Quelle parole così amare avevano rattristato Brandbury, soprattutto per il fatto che fossero dolorosamente vere: l'unica strada possibile per Ivory era quella di mettere al servizio degli altri le proprie abilità e di essere pagato per esse, nessuno si sarebbe mai accorto che sotto l'elmo si nascondeva il volto pallido di un elfo albino, e tra le fila dei mercenari nessuno ci avrebbe badato.
Così il ragazzo era partito per Derenstor, dove era stato iniziato all'arte della spada e della guerra, e dove si era guadagnato il nome di Spettro, sia a causa del suo aspetto sia per i suoi movimenti silenziosi e appena udibili. Si era rivelato un assassino formidabile e un guerriero impavido che metteva tutto sé stesso nell'ardore della battaglia e non si risparmiava, arrivando allo stremo delle forze e continuando imperterrito a combattere, guadagnandosi l'ammirazione e il rispetto dei suoi compagni e dei suoi superiori.
Brandbury, da allora, lo aveva visto molto di rado, e sempre più sciupato e segnato dagli scontri, dalla stanchezza e dalla fatica; dietro di sé portava costantemente puzzo di morte, distruzione e disperazione, un odore misto di sudore, lacrime e sangue che non lo abbandonava mai, nemmeno nei momenti di riposo.

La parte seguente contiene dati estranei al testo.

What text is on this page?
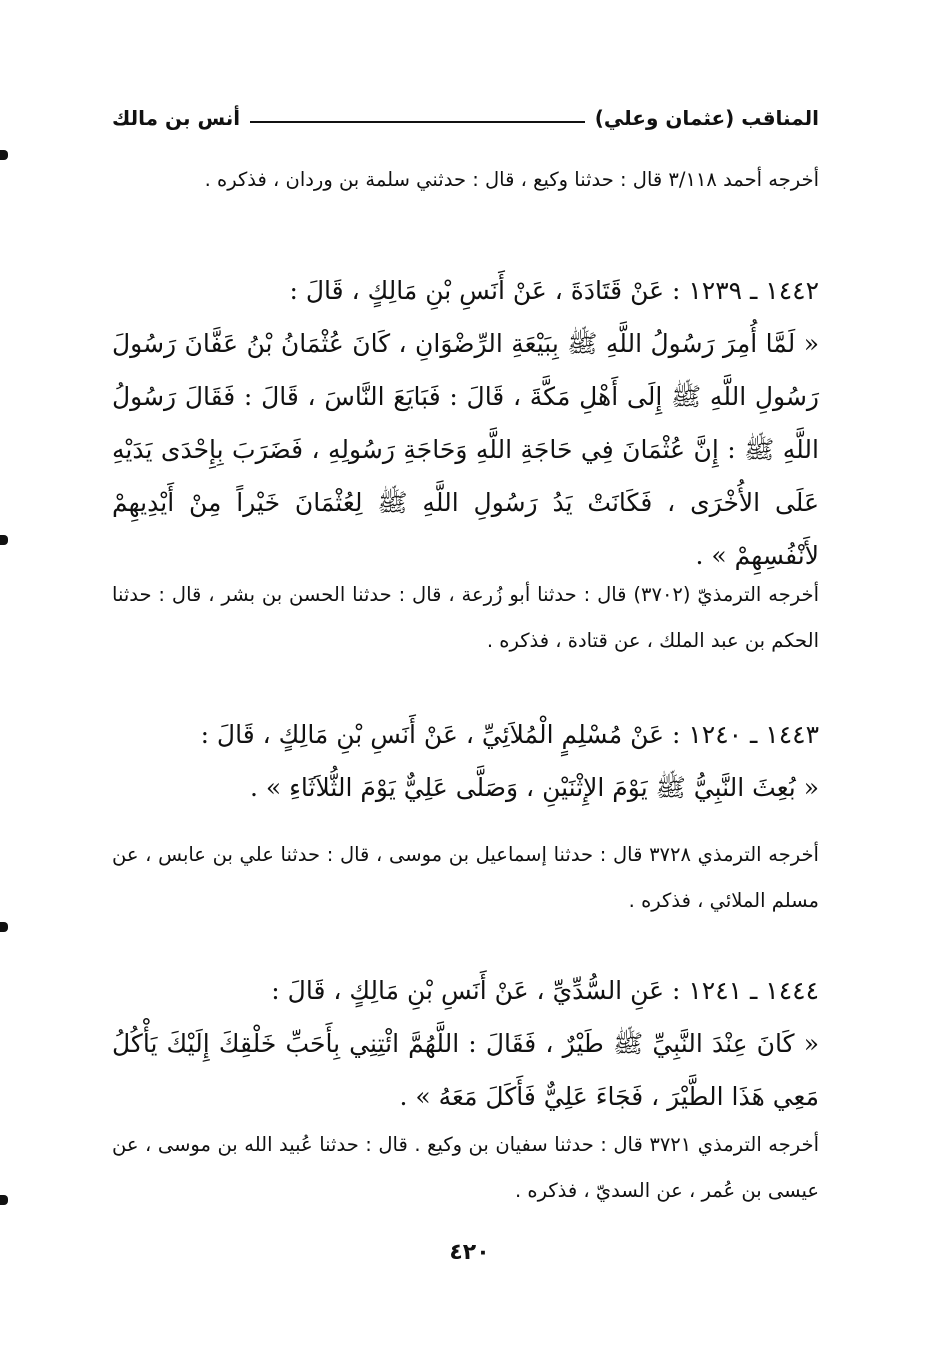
المناقب (عثمان وعلي)
أنس بن مالك

أخرجه أحمد ٣/١١٨ قال : حدثنا وكيع ، قال : حدثني سلمة بن وردان ، فذكره .

١٤٤٢ ـ ١٢٣٩ : عَنْ قَتَادَةَ ، عَنْ أَنَسِ بْنِ مَالِكٍ ، قَالَ :
« لَمَّا أُمِرَ رَسُولُ اللَّهِ ﷺ بِبَيْعَةِ الرِّضْوَانِ ، كَانَ عُثْمَانُ بْنُ عَفَّانَ رَسُولَ رَسُولِ اللَّهِ ﷺ إِلَى أَهْلِ مَكَّةَ ، قَالَ : فَبَايَعَ النَّاسَ ، قَالَ : فَقَالَ رَسُولُ اللَّهِ ﷺ : إِنَّ عُثْمَانَ فِي حَاجَةِ اللَّهِ وَحَاجَةِ رَسُولِهِ ، فَضَرَبَ بِإِحْدَى يَدَيْهِ عَلَى الأُخْرَى ، فَكَانَتْ يَدُ رَسُولِ اللَّهِ ﷺ لِعُثْمَانَ خَيْراً مِنْ أَيْدِيهِمْ لأَنْفُسِهِمْ » .

أخرجه الترمذيّ (٣٧٠٢) قال : حدثنا أبو زُرعة ، قال : حدثنا الحسن بن بشر ، قال : حدثنا الحكم بن عبد الملك ، عن قتادة ، فذكره .

١٤٤٣ ـ ١٢٤٠ : عَنْ مُسْلِمٍ الْمُلاَئِيِّ ، عَنْ أَنَسِ بْنِ مَالِكٍ ، قَالَ :
« بُعِثَ النَّبِيُّ ﷺ يَوْمَ الإِثْنَيْنِ ، وَصَلَّى عَلِيٌّ يَوْمَ الثُّلاَثَاءِ » .

أخرجه الترمذي ٣٧٢٨ قال : حدثنا إسماعيل بن موسى ، قال : حدثنا علي بن عابس ، عن مسلم الملائي ، فذكره .

١٤٤٤ ـ ١٢٤١ : عَنِ السُّدِّيِّ ، عَنْ أَنَسِ بْنِ مَالِكٍ ، قَالَ :
« كَانَ عِنْدَ النَّبِيِّ ﷺ طَيْرٌ ، فَقَالَ : اللَّهُمَّ ائْتِنِي بِأَحَبِّ خَلْقِكَ إِلَيْكَ يَأْكُلُ مَعِي هَذَا الطَّيْرَ ، فَجَاءَ عَلِيٌّ فَأَكَلَ مَعَهُ » .

أخرجه الترمذي ٣٧٢١ قال : حدثنا سفيان بن وكيع . قال : حدثنا عُبيد الله بن موسى ، عن عيسى بن عُمر ، عن السديّ ، فذكره .

٤٢٠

Il fratello aveva sempre disapprovato la scelta, ma non aveva mai fatto nulla per ostacolarlo ed impedirgli di rischiare la vita ad ogni respiro, ad ogni movimento di spada, ad ogni fischio di freccia, ad ogni caduta e ad ogni nuova carica. In fondo, era la sua vita e stava all'elfo decidere come viverla: se sull'orlo di una bava di ragnatela sospesa perennemente tra la vita e la morte, o nella sicurezza confortevole di una casa modesta ma vivibile.
Più volte si era domandato se la scelta non fosse stata dettata da qualche errore da parte sua che l'aveva spinto ad allontanarsi da lui: in quegli anni, aveva sempre cercato di non farlo sentire diverso e fuori posto, ma, forse, tutte le sue premure avevano sortito l'effetto opposto facendolo sentire ancora più escluso e bisognoso di cure particolari perché non si riteneva degno di essere trattato come tutti gli altri.
Da bambini era stato più semplice: l'ingenuità e la spensieratezza dell'età avevano permesso un rapporto spontaneo e sincero, genuino; ma con il passare del tempo la consapevolezza delle malelingue e delle voci che correvano sul conto di Ivory avevano appesantito l'atmosfera e avevano fatto chiudere il ragazzo in un guscio da cui, a volte, nemmeno Brandbury era stato capace di farlo uscire.
Il disagio dell'elfo si era sempre più acuito, sebbene cercasse di tenerlo nascosto in tutti i modi, soprattutto a sua madre. A Brand, però, non erano sfuggite le occhiate malevole e le frecciatine più o meno velate che venivano lanciate all'indirizzo del fratello e non gli era sfuggito nemmeno quanto queste lo ferissero e lo facessero soffrire. Per questo l'aveva lasciato andare: credeva che allontanarsi dalla mentalità ristretta e bigotta del piccolo villaggio per cercare il suo posto nella grande tela della dea Maras gli avrebbe giovato e l'avrebbe aiutato ad accettare sé stesso e quello che era, senza farsene una colpa e senza vederlo come un difetto o una condanna.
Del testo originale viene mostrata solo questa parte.